As we arrived at the venue there was a cue of prospective parents snaking around the building. We felt nervous and excited; it was such an alien environment to be in.
To start the day we were given a book of one page profiles with photos of all the children that would be attending. We focussed on the sibling groups included in the book and highlighted the children we wanted to try and meet.
Downstairs, in a large and noisy room, all the children were playing on various pieces of equipment, a bouncy castle, soft play area, craft table… It was like a giant fun day and all the children were dressed up ‘jungle theme’ outfits. Walking in to the room was probably the most daunting bit of the day – as much for us as for the kids.

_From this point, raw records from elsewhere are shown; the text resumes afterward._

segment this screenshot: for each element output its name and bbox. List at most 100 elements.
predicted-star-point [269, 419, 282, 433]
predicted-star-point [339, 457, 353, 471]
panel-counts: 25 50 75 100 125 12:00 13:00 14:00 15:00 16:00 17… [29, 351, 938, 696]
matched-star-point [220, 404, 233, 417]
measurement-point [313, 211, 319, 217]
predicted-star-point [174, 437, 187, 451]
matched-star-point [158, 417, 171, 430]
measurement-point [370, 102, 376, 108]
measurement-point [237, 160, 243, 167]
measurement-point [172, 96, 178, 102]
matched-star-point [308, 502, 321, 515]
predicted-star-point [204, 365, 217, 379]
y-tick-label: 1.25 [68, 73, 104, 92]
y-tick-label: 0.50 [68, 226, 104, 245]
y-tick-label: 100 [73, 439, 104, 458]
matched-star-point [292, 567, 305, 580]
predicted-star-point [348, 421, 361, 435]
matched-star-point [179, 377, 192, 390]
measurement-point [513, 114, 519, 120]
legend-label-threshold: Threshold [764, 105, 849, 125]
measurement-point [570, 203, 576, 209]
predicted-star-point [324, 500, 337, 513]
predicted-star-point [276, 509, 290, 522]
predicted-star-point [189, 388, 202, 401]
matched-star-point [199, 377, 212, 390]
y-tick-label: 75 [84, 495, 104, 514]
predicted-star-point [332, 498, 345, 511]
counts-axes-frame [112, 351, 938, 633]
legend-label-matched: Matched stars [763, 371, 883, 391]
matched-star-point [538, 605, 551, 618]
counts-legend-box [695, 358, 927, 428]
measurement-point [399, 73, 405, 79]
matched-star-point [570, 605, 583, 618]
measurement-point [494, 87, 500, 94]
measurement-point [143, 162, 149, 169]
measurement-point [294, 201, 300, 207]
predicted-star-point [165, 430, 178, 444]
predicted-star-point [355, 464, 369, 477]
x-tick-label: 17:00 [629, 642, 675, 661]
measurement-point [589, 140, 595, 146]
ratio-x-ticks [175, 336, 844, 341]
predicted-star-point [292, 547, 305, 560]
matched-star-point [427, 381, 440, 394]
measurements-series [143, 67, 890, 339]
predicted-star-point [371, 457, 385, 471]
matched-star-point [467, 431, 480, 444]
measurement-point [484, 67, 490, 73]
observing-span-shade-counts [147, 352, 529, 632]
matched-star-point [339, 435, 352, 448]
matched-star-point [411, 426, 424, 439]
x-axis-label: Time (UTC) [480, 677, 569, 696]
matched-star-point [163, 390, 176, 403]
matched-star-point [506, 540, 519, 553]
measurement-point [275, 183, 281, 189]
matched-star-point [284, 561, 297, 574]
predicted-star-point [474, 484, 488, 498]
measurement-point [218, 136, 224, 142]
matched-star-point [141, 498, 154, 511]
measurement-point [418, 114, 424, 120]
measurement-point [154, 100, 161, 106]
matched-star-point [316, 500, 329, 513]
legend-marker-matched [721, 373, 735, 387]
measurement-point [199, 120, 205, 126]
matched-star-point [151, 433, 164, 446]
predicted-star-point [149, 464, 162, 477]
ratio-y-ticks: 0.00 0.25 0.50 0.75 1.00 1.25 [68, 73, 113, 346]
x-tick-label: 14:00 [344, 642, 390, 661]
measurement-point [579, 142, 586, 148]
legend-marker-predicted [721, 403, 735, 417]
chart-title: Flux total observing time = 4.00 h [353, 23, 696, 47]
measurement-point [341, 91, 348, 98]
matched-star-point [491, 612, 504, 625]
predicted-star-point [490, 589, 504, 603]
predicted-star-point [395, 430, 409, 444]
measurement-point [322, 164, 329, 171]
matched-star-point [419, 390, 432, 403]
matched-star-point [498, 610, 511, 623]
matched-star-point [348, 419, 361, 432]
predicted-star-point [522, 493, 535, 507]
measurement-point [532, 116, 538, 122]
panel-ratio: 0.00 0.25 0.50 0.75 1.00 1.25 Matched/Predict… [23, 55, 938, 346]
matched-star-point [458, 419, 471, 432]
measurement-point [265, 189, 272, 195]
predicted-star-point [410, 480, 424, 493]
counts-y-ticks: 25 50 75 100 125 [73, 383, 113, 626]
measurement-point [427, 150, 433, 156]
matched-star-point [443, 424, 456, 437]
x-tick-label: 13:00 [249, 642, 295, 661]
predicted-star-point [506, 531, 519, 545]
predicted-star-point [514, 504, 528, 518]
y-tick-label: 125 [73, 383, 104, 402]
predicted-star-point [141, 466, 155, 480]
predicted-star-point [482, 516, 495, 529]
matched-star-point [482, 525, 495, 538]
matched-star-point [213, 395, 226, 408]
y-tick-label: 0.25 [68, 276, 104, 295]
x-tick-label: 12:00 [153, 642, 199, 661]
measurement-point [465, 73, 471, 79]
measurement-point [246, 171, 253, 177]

We felt so awkward to begin with – it was like going on a first date but not knowing who your date was in a room full of strangers. We tried to look around the room and find the sibling groups that we had identified in the book. We managed to meet three or four sets of children during the afternoon, playing with them and chatting to their foster carers and social workers. Breaking the ice with each one was the biggest hurdle to get over.
One sibling group in particular really stood out to us, not least because they were both wearing the cutest matching Sheep onesies – but because they looked so happy, cheeky and really enjoyed playing with us. We felt like we had an instant connection with them and felt ourselves dangerously falling for them, gravitating back to where they were playing throughout the afternoon and spending lots of time talking with their lovely foster carer and social worker.
These children were older than we had been previously considering and also weren’t the same gender match that we’d got in our mind. I had wrongly discounted them from our initial look through the profiles in the book – but they really did seem like they could be the perfect match.
At the end of the afternoon we registered interest in the siblings in the sheep onesies… 3 days later we had a meeting in the diary for their social worker to come and meet with us. 10 days after the activity day we had been identified as the preferred match. We had to wait a while for a matching panel date, but three months after the Activity Day we were approved as their parents (the longest three months of my life) and two weeks after that Introductions started, 8 days after that they moved in with us.
My partner and I are 100% pro Adoption Activity Days. For us it was the perfect way to find our match. We are both visual thinkers and found it really difficult to read the paper reports and get beyond that to easily identify a match.
Having the opportunity to meet the children in the flesh changed everything for us. Not only did our gender preferences get thrown out of the window, so too did our age preferences. The children we have ended up starting our family with are as far removed from what we imagined when registering interest in adoption 20 months ago – but we couldn’t be happier or feel more contented and fulfilled!